Talin Suciyanİstanbul
- BİA Haber Merkezi
Bugünkü
gerçekliğimiz ve bir bir hepimizin hayatı 20. yüzyılın ilk çeyreğinin
sonuçlarına göre belirlenmeye devam ediyor. Fahişe Çika* bu
gerçekliği en çıplak ve belki de en şiddetli şekilde bizlere gösteren
hayatlardan biri. İstos Yayınları'nın yayın hayatına adım atarken bastığı ilk
eserlerden birinin bu kitap olması herhalde tesadüf değildir.
1989 yılında Yunan
Konsolosluğu'nda maddi yardım için bekleyen ve o günlerde seksenli yaşlarını
süren Giresunlu Pontus Rumu Eftalya ile yazarThomas Korovinis'in
karşılaşmasının bir sonucudur bu kitap. Korovinis, Eftelya'nın kendi
anlatımını metne dökerek, yüzyılın ilk çeyreğinde doğmanın bedellerinin bir
hayat boyu nasıl ödettirildiğini de çarpıcı bir biçimde ortaya koymuş olur.
Giresun'da
Pontuslu bir Rum aileye doğan Eftalya'nın ilkokula başladığı ilk günden aklına
kazınan şey arkadaşları, okulun ne kadar güzel ya da ne kadar sıkıcı bir yer
olduğu değil, sokak başında asılmış adamlardır. Köşe başlarında asılmışların
önünden, boş sokaklarda, jandarmalardan korkarak evine varmaya çalışır. Rus
Orduları çekilmiştir, Eftalya Erzincan Mütarekesi'ni yaşamaktadır. Kısa bir
süre sonra annesini kaybedecektir.
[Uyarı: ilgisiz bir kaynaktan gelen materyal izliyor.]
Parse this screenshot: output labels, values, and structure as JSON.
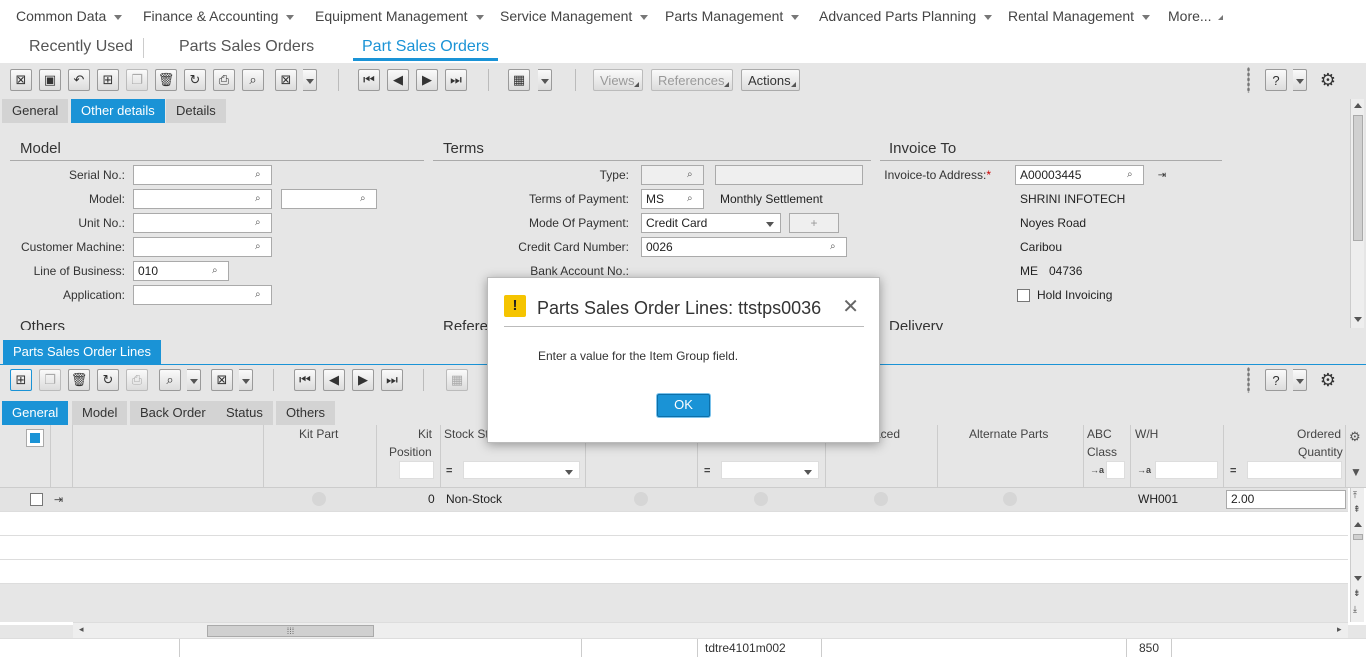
{
  "top_menu": [
    "Common Data",
    "Finance & Accounting",
    "Equipment Management",
    "Service Management",
    "Parts Management",
    "Advanced Parts Planning",
    "Rental Management",
    "More..."
  ],
  "session_tabs": [
    "Recently Used",
    "Parts Sales Orders",
    "Part Sales Orders"
  ],
  "toolbar": {
    "views": "Views",
    "references": "References",
    "actions": "Actions"
  },
  "form_tabs": [
    "General",
    "Other details",
    "Details"
  ],
  "form": {
    "model_title": "Model",
    "terms_title": "Terms",
    "invoice_title": "Invoice To",
    "serial_no": "Serial No.:",
    "model": "Model:",
    "unit_no": "Unit No.:",
    "customer_machine": "Customer Machine:",
    "line_of_business": "Line of Business:",
    "line_of_business_value": "010",
    "application": "Application:",
    "others_title": "Others",
    "references_title": "Referen",
    "delivery_title": "Delivery",
    "type": "Type:",
    "terms_of_payment": "Terms of Payment:",
    "terms_of_payment_value": "MS",
    "terms_of_payment_desc": "Monthly Settlement",
    "mode_of_payment": "Mode Of Payment:",
    "mode_of_payment_value": "Credit Card",
    "credit_card_number": "Credit Card Number:",
    "credit_card_number_value": "0026",
    "bank_account_no": "Bank Account No.:",
    "invoice_to_address": "Invoice-to Address:",
    "invoice_to_address_value": "A00003445",
    "address_line1": "SHRINI INFOTECH",
    "address_line2": "Noyes Road",
    "address_line3": "Caribou",
    "address_state": "ME",
    "address_zip": "04736",
    "hold_invoicing": "Hold Invoicing"
  },
  "lines": {
    "tab": "Parts Sales Order Lines",
    "subtabs": [
      "General",
      "Model",
      "Back Order",
      "Status",
      "Others"
    ],
    "headers": {
      "kit_part": "Kit Part",
      "kit_position_1": "Kit",
      "kit_position_2": "Position",
      "stock_status": "Stock St",
      "replaced": "aced",
      "alternate_parts": "Alternate Parts",
      "abc_class_1": "ABC",
      "abc_class_2": "Class",
      "wh": "W/H",
      "ordered_qty_1": "Ordered",
      "ordered_qty_2": "Quantity"
    },
    "row": {
      "kit_position": "0",
      "stock_status": "Non-Stock",
      "warehouse": "WH001",
      "ordered_quantity": "2.00"
    }
  },
  "footer": {
    "session": "tdtre4101m002",
    "count": "850"
  },
  "dialog": {
    "title": "Parts Sales Order Lines: ttstps0036",
    "message": "Enter a value for the Item Group field.",
    "ok": "OK"
  },
  "colors": {
    "accent": "#1a93d6",
    "warning": "#f5c400"
  }
}
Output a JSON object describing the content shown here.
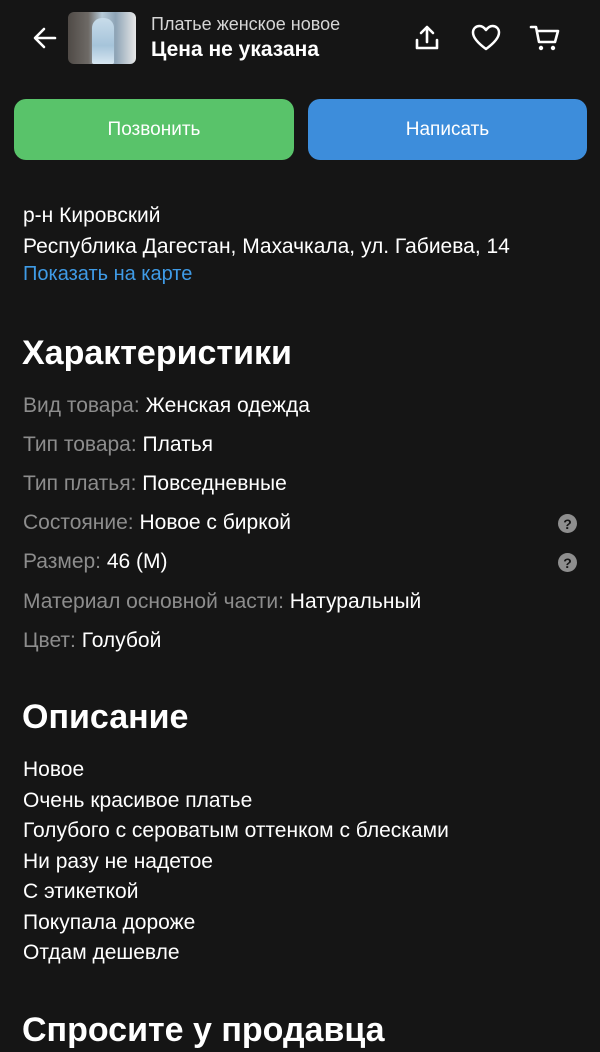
{
  "header": {
    "subtitle": "Платье женское новое",
    "price": "Цена не указана",
    "back_icon": "arrow-left-icon",
    "share_icon": "share-icon",
    "favorite_icon": "heart-icon",
    "cart_icon": "cart-icon"
  },
  "actions": {
    "call_label": "Позвонить",
    "write_label": "Написать",
    "call_color": "#59c36a",
    "write_color": "#3d8ddb"
  },
  "address": {
    "district": "р-н Кировский",
    "full": "Республика Дагестан, Махачкала, ул. Габиева, 14",
    "map_link": "Показать на карте"
  },
  "characteristics": {
    "title": "Характеристики",
    "items": [
      {
        "label": "Вид товара:",
        "value": "Женская одежда"
      },
      {
        "label": "Тип товара:",
        "value": "Платья"
      },
      {
        "label": "Тип платья:",
        "value": "Повседневные"
      },
      {
        "label": "Состояние:",
        "value": "Новое с биркой"
      },
      {
        "label": "Размер:",
        "value": "46 (M)"
      },
      {
        "label": "Материал основной части:",
        "value": "Натуральный"
      },
      {
        "label": "Цвет:",
        "value": "Голубой"
      }
    ]
  },
  "description": {
    "title": "Описание",
    "lines": [
      "Новое",
      "Очень красивое платье",
      "Голубого с сероватым оттенком с блесками",
      "Ни разу не надетое",
      "С этикеткой",
      "Покупала дороже",
      "Отдам дешевле"
    ]
  },
  "ask_seller": {
    "title": "Спросите у продавца"
  }
}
Babası işkencelerden geçecek, kardeşi
görünüşe göre öldürülecek, ninesi sırtına yüklenen barutun ağırlığıyla hayata
veda edecek, babası kendini hiç kurtaramayacak en sonunda -biraz daha geç-
İkinci Dünya Savaşı sırasında Almanlar tarafından Yunanistan'da öldürülecek,
velhasıl Eftalya İstanbul'da yalnız yaşamak zorunda kalacaktır.
Peki, 1900'lerin
ilk çeyreğinde Rum, Ermeni, Süryani olarak doğduysanız, tüm ailenizi
kaybettiyseniz ve kendinizi "en güvenli" sayılan İstanbul'da
bulduysanız, bir kadın olarak nasıl hayatta kalırsınız? Bu sorunun tek bir
cevabı olduğunu pekâlâ biliyor olmalısınız. Tarihin hangi dönemecinde
doğduğunuz, içine doğduğunuz etnik grup, hasbelkader kaybedenler tarafında yer
almanız bundan sonra kendi hayatınıza dair iradenizi elinizden alacaktır.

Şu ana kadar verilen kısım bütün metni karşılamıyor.